Nigeria Labour Congress, NLC, has said frustration and hopelessness now pervades the nation as the country marks 61 years of Independence on October 1.
In a statement to mark Nigeria’s Independence Anniversary, titled: “Nigeria at 61: Let us resume our march to greatness”, President of NLC, Ayuba Wabba, lamented that the symptoms of the break in Nigeria’s “progress march stare us hard in the face. Our deterioration has come so fast and furious that we have inadvertently surrendered our will and space for development to very unreasonable, violent and destructive non-state actors who have not only become a law to themselves but are trying to impose their regime of lawlessness on all of us.”
Among others, the statement said “There is no gainsaying the contribution of Nigeria’s working class to national development, peace and unity. On this commemoration of another independence anniversary, we recall and honour the selfless efforts of heroes and heroines past and present – Nigerian workers, our pensioners including ex-servicemen and women, members of the armed services, our women, our youths, and Nigerian children.
“Upon the attainment of independence sixty-one years ago, a lot was expected of the country that hosts the largest population of black people on the planet. It was on the strength of that hope that Nigeria shortly after Independence became the pilgrimage destination for many development minded world leaders including the famed Lee Kuan Yew of the Singapore phenomenal transformation.
“Sixty-one years ago, Nigeria was certainly on a march to greatness. In every part of the country, there was a manifest gush of hope, faith, energy and commitment in the stride of most Nigerians as our compatriots strove to prove a point that independence was not a fluke – that indeed we could do better than the white colonial administrators.
“ Indeed, we sure made such a huge progress in those initial years of our national life. Those were the days of the famed groundnut pyramid in Kano, palm oil plantations in the Eastern region, the rubber estates in the Mid-West and the cocoa fields in Southwestern Nigeria. Life was indeed safe, secured and abundant!
“Then, politics happened. Instead of building on the zeal and energy of Nigerian workers and people to redeem the image of the black race which was badly mauled by slave trade and colonization, our political leaders shifted their eyes from the dreams of a great country and became fixated with the delusion of personal conquests through primitive accumulation of wealth aided by a deliberate divide and rule politics. Till today, after many successive governments, our country is yet to recover from the tsunami of ethno-religious politics, values disorientation, and the weakening of unifying institutions.
“The symptoms of the break in our progress march stare us hard in the face. Our deterioration has come so fast and furious that we have inadvertently surrendered our will and space for development to very unreasonable, violent and destructive non-state actors who have not only become a law to themselves but are trying to impose their regime of lawlessness on all of us. Today, millions of Nigerians are almost accepting life as internally displaced persons as normal. Today, many Nigerians would rather die at home than incur humungous hospital bills for surviving family members while wasting to a slow but certain death in our dilapidated public health facilities.
“Unemployment especially among our teeming youth has risen to unprecedented levels and the youths are no longer willing to wait for jobs that are nowhere. The frustration and despondency of our youths is at the root of the numerous ills and crimes prevalent in different parts of the country. When we paused the march to human capital optimization, industrialization, food sufficiency, and egalitarianism, what were we expecting? Even the blind and the deaf now know that the chicken has come home to roost.
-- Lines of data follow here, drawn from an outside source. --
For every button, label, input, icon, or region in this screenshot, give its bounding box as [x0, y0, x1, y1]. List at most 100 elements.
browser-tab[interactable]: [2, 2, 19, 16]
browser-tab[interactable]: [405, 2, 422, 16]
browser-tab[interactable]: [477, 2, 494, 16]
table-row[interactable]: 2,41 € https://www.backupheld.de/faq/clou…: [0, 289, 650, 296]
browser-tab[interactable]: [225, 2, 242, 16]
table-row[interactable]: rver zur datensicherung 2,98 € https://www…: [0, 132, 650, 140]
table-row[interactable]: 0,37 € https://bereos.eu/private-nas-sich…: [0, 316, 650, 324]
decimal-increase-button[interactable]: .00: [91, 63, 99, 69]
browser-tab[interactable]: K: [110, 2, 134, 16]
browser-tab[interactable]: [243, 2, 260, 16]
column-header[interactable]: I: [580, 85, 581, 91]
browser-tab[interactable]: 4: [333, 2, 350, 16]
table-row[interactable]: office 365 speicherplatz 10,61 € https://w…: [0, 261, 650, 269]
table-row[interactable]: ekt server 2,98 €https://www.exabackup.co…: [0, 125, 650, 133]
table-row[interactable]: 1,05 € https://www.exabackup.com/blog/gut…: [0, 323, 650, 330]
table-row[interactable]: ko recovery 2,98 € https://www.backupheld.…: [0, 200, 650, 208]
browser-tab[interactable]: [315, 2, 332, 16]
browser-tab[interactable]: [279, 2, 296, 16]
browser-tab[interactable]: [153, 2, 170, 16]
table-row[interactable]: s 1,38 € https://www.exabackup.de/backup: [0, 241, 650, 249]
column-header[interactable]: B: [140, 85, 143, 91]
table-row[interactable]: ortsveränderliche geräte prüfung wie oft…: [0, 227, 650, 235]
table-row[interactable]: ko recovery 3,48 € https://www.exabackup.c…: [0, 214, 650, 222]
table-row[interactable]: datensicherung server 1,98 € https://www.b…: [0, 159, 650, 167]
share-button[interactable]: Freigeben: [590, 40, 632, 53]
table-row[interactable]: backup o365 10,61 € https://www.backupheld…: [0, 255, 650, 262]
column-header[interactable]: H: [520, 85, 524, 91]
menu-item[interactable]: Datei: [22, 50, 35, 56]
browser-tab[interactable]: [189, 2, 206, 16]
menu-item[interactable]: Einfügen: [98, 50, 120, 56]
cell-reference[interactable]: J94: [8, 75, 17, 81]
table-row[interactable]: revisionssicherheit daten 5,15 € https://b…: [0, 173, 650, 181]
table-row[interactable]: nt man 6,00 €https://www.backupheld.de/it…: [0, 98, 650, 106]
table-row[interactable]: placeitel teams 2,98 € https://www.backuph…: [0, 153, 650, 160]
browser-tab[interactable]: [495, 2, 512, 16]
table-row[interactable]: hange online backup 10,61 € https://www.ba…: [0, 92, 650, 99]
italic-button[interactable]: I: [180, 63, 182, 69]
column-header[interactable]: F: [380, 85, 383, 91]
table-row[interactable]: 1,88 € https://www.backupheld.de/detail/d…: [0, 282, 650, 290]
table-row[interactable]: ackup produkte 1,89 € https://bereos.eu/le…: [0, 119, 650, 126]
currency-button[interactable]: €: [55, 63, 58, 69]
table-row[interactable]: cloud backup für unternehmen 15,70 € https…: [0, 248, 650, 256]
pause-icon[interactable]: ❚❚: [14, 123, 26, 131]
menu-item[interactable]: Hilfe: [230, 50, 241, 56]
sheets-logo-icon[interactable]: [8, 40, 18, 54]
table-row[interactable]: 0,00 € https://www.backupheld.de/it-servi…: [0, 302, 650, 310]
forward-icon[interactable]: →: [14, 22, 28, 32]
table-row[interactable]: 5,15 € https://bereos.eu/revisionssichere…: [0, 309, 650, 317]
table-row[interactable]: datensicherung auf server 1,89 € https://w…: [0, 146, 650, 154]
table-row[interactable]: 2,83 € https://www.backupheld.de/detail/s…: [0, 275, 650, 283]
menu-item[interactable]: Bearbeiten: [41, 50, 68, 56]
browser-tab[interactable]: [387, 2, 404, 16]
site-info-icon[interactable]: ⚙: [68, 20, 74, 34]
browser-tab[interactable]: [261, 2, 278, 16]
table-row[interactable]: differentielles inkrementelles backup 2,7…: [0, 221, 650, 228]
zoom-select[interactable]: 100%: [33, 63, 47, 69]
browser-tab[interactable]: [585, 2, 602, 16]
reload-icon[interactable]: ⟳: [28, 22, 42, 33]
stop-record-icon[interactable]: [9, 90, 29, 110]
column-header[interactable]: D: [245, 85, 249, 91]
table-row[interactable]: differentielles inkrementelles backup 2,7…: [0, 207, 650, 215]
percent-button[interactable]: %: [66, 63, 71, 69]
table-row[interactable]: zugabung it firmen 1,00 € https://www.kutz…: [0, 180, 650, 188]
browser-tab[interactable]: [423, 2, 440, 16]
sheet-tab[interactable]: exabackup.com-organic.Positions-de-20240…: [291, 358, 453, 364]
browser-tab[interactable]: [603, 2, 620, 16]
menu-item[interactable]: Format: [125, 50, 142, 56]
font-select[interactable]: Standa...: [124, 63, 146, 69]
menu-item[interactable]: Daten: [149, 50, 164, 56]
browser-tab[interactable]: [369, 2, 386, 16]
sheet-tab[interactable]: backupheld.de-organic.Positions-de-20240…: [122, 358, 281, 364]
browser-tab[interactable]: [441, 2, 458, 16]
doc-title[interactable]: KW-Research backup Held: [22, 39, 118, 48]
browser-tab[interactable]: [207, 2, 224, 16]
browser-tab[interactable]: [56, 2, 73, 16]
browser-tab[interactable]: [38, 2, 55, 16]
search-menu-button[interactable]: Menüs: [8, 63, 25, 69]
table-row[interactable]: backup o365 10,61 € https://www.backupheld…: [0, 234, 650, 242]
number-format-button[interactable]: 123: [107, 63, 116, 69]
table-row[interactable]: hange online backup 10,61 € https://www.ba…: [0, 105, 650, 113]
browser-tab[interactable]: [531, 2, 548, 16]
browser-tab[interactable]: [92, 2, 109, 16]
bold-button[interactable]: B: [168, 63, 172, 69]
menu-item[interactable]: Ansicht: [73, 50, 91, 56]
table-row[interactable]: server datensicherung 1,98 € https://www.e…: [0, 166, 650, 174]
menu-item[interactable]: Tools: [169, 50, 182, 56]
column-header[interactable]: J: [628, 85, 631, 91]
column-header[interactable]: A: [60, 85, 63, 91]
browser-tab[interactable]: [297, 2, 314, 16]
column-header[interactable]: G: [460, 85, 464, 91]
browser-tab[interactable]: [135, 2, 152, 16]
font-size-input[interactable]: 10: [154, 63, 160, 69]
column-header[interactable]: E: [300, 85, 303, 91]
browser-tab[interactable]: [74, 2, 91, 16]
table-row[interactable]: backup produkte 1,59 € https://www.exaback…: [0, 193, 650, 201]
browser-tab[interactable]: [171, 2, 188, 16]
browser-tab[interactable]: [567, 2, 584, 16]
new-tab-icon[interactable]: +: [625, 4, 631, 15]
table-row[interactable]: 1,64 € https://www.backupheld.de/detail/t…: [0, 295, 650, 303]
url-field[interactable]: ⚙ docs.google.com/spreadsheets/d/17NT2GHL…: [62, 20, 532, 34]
“It is time to own up to the truth of our self-inflicted pains and examine closely where we lost it as a nation. It is not too late to resume our paused march to greatness. We can still become that country that accords the pride of place to truth, productivity, hard work, excellence, integrity, patriotism, service and sacrifice.
“We can still create industries for our teeming youths to gain decent jobs. We can still provide the excellent infrastructure that inspires inclusive economic growth. We can still foster an atmosphere of rule of law, equity, social justice, peace, law and order as a sustainable cure for the deregulated crises of violence in many parts of Nigeria. We can still regain our humanity of love and care for workers and pensioners.
“The rest of the African continent waits for us. The entire black race believes that our renaissance as a country will be their redemption. We must not keep them all waiting for too long. We must now come to the party and take our high chair in the comity of nations.
As we march at different parade grounds this Independence Day, we all, political leaders, workers, employers of labour, clerics, community leaders, women, youth and children must all be mindful of the most important march – the resumption of our march as country to greatness. Let’s release the pause button. Let the march to true national greatness begin.”